The lead story said that Air Force jets had shot down a small private plane trying to sneak into the restricted area. Three unidentified men killed. The plane had been stolen.

Thoughts of a plane crash made her too aware of the circumstances in her own recent widowhood. Dr. Robert Millar had died in the crash of a transatlantic passenger plane ten days before the arrival of the spaceship. She let the newspaper fall out of her hands. It fluttered away on the wind.

Francine turned her head away from a sudden biting of the sandblast wind. She was a wiry slim figure of about five feet six inches, still trim and athletic at forty-one. Her auburn hair, mussed by the wind, still carried the look of youth. Heavy lids shielded her blue eyes. The lids drooped slightly, giving her a perpetual sleepy look even when she was wide awake and alert—a circumstance she found helpful in her profession.

She came into the lee of the conference quonset, and straightened. A layer of sand covered the doorstep. She opened the door, stepped across the sand only to find more of it on the floor inside, grinding underfoot. It was on tables, on chairs, mounded in corners—on every surface.

Hikonojo Ohashi, Francine's opposite number with the Japanese-Korean and Sino-Tibetan team, already sat at his place on the other side of the table. The Japanese psychologist was grasping, pen fashion, a thin-pointed brush, making notes in ideographic shorthand.

Francine closed the door.

Ohashi spoke without looking up: “We're early.”

He was a trim, neat little man: flat features, smooth cheeks and even curve of chin, remote dark eyes behind the inevitable thick lenses of the Oriental scholar.

Francine tossed her briefcase onto the table and pulled out a chair opposite Ohashi.
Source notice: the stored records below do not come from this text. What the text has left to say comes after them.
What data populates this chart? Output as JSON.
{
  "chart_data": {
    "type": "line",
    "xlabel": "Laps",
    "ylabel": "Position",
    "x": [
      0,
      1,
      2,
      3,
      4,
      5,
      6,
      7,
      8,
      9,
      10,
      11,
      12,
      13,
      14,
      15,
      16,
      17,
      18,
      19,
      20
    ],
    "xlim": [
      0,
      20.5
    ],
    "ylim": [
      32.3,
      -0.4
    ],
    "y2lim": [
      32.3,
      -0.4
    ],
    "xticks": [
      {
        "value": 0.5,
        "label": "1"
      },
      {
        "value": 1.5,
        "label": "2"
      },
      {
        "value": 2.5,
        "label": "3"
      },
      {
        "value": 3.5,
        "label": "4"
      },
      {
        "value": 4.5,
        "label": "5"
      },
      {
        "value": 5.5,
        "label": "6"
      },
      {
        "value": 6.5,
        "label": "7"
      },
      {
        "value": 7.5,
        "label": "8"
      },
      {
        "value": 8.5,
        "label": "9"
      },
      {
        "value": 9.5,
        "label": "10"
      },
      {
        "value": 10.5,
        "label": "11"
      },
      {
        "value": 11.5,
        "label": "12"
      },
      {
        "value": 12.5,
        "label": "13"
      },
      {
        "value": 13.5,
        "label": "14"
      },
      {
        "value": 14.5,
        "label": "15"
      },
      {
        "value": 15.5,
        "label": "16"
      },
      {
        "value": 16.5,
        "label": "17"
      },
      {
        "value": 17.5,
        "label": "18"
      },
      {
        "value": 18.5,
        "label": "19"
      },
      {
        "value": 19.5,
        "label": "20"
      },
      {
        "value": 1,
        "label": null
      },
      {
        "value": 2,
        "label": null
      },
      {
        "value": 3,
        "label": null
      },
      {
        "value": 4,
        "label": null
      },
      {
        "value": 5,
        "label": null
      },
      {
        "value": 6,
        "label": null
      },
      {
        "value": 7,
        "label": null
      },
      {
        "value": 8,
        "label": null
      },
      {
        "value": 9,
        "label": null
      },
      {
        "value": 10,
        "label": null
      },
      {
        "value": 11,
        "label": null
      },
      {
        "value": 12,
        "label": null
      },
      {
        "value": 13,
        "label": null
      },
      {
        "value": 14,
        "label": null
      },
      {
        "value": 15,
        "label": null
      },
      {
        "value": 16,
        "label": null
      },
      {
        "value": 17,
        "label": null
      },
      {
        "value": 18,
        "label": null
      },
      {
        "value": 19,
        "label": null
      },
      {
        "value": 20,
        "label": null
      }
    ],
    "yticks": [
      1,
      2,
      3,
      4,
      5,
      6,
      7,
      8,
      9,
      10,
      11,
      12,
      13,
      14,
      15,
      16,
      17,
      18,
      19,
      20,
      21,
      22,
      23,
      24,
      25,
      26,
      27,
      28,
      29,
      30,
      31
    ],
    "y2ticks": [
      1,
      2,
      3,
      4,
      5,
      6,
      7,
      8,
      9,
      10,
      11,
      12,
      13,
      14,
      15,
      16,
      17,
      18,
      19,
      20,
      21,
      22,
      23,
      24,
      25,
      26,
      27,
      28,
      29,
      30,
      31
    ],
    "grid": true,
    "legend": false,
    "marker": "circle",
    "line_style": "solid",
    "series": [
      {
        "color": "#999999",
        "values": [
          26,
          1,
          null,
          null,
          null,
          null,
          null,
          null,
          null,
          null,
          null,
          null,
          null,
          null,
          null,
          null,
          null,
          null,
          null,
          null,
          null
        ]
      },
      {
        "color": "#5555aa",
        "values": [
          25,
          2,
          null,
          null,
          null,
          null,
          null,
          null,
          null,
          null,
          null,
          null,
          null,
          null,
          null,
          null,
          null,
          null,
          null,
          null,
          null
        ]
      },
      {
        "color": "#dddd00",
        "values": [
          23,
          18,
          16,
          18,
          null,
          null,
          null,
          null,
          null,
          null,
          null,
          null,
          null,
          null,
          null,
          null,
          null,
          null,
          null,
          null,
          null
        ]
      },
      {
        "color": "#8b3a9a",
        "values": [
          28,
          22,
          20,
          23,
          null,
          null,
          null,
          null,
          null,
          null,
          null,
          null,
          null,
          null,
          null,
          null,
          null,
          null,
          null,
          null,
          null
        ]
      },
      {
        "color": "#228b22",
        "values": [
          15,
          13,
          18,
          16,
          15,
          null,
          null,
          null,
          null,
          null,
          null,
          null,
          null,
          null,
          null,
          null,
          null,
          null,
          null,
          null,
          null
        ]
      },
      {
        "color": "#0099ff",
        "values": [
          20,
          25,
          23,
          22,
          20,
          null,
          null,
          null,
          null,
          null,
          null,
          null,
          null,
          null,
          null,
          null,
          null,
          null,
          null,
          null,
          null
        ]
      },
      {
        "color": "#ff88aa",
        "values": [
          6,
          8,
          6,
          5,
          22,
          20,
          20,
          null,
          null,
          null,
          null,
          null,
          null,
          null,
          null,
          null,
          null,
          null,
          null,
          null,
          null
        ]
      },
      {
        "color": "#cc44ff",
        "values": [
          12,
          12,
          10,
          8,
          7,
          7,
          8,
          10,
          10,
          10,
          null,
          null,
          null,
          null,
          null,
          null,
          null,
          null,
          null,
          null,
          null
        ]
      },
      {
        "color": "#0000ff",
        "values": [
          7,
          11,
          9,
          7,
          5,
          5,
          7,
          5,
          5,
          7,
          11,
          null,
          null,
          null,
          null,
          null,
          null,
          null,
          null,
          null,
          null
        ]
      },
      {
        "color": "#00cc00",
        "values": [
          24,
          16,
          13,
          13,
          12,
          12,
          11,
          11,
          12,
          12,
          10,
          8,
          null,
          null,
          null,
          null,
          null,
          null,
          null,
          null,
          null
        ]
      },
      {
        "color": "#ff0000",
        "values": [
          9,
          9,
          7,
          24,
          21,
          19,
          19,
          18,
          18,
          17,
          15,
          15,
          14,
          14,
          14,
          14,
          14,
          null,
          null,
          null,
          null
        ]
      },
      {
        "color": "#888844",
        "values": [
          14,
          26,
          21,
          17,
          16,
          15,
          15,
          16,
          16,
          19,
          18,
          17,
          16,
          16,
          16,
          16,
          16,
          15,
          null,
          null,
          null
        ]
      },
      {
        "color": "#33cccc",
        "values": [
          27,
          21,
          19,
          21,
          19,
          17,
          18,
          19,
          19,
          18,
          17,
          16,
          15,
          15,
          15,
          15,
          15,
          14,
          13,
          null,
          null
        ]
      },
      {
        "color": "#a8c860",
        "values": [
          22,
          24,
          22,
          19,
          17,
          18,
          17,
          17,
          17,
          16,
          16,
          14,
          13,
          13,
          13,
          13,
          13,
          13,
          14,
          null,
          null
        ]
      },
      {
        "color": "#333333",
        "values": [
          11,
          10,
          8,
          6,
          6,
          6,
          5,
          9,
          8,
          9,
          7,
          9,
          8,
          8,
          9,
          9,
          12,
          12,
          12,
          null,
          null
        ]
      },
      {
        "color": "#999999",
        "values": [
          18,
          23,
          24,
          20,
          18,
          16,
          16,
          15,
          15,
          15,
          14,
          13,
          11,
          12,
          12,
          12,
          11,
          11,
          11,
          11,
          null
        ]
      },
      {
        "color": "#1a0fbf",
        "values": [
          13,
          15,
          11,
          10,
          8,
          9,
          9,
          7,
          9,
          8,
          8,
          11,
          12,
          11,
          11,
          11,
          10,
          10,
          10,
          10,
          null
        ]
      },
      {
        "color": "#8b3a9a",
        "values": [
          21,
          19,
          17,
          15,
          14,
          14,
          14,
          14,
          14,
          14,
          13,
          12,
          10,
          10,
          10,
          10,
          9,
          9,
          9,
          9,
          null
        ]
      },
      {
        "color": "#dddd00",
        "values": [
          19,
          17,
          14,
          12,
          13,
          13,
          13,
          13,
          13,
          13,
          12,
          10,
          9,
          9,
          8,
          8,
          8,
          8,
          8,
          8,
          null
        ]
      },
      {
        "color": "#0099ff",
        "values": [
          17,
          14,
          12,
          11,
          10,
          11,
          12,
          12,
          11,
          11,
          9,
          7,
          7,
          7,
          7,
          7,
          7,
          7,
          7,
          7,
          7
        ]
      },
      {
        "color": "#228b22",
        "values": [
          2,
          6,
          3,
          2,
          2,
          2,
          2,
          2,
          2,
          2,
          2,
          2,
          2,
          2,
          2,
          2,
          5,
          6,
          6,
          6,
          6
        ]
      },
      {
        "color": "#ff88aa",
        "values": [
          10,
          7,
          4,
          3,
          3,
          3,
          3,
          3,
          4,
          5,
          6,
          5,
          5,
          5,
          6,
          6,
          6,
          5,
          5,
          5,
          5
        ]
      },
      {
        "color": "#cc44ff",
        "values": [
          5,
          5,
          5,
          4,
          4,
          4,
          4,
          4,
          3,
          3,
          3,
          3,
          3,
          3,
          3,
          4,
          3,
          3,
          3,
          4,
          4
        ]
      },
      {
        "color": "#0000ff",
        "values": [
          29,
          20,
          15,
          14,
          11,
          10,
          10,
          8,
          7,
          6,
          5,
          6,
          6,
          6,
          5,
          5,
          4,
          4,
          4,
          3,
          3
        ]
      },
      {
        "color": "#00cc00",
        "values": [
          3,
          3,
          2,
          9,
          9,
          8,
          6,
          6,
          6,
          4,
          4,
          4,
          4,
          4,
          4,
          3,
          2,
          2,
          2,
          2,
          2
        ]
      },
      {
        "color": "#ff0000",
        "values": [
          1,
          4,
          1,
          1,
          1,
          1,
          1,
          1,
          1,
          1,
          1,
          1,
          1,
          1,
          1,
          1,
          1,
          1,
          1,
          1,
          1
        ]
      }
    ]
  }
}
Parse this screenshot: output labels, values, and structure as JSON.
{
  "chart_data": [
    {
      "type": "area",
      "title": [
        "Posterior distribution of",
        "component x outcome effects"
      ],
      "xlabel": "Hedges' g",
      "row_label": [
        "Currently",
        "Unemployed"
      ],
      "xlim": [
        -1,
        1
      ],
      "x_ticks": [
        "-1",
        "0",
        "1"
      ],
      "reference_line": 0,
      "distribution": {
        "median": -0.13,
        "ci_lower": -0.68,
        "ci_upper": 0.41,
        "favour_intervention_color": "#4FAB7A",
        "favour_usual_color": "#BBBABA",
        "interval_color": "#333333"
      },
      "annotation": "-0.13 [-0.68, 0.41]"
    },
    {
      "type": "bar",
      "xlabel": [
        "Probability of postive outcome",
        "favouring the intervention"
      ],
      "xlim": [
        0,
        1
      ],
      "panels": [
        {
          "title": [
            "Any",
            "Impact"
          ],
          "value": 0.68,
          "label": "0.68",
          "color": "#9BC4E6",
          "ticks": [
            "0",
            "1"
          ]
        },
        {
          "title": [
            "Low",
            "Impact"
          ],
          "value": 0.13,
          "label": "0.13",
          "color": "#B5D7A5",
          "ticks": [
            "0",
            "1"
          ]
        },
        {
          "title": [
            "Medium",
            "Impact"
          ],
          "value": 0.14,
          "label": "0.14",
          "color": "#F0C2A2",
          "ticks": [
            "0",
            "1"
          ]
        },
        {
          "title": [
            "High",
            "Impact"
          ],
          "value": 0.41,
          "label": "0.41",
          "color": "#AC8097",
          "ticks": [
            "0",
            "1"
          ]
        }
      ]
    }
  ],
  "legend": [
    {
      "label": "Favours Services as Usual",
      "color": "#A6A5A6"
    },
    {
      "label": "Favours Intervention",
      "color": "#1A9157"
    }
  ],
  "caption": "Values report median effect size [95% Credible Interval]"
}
She wiped away the grit with a handkerchief before sitting down. The ever-present dirt, the monotonous landscape, her own frustration—all combined to hold her on the edge of anger. She recognized the feeling and its source, stifled a wry smile.

“No, Hiko,” she said. “I think we're late. It's later than we think.”

“Much later when you put it that way,” said Ohashi. His Princeton accent came out low, modulated like a musical instrument under the control of a master.

“Now we're going to be banal,” she said. Immediately, she regretted the sharpness of her tone, forced a smile to her lips.

“They gave us no deadline,” said Ohashi. “That is one thing, anyway.” He twirled his brush across an inkstone.

“Something's in the air,” she said. “I can feel it.”

“Very much sand in the air,” he said.

“The wind has us all on edge,” he said. “It feels like rain. A change in the weather.” He made another note, put down the brush and began setting out papers for the conference. All at once, his head came up. He smiled at Francine. The smile made him look immature, and she suddenly saw back through the years to a serious little boy named Hiko Ohashi.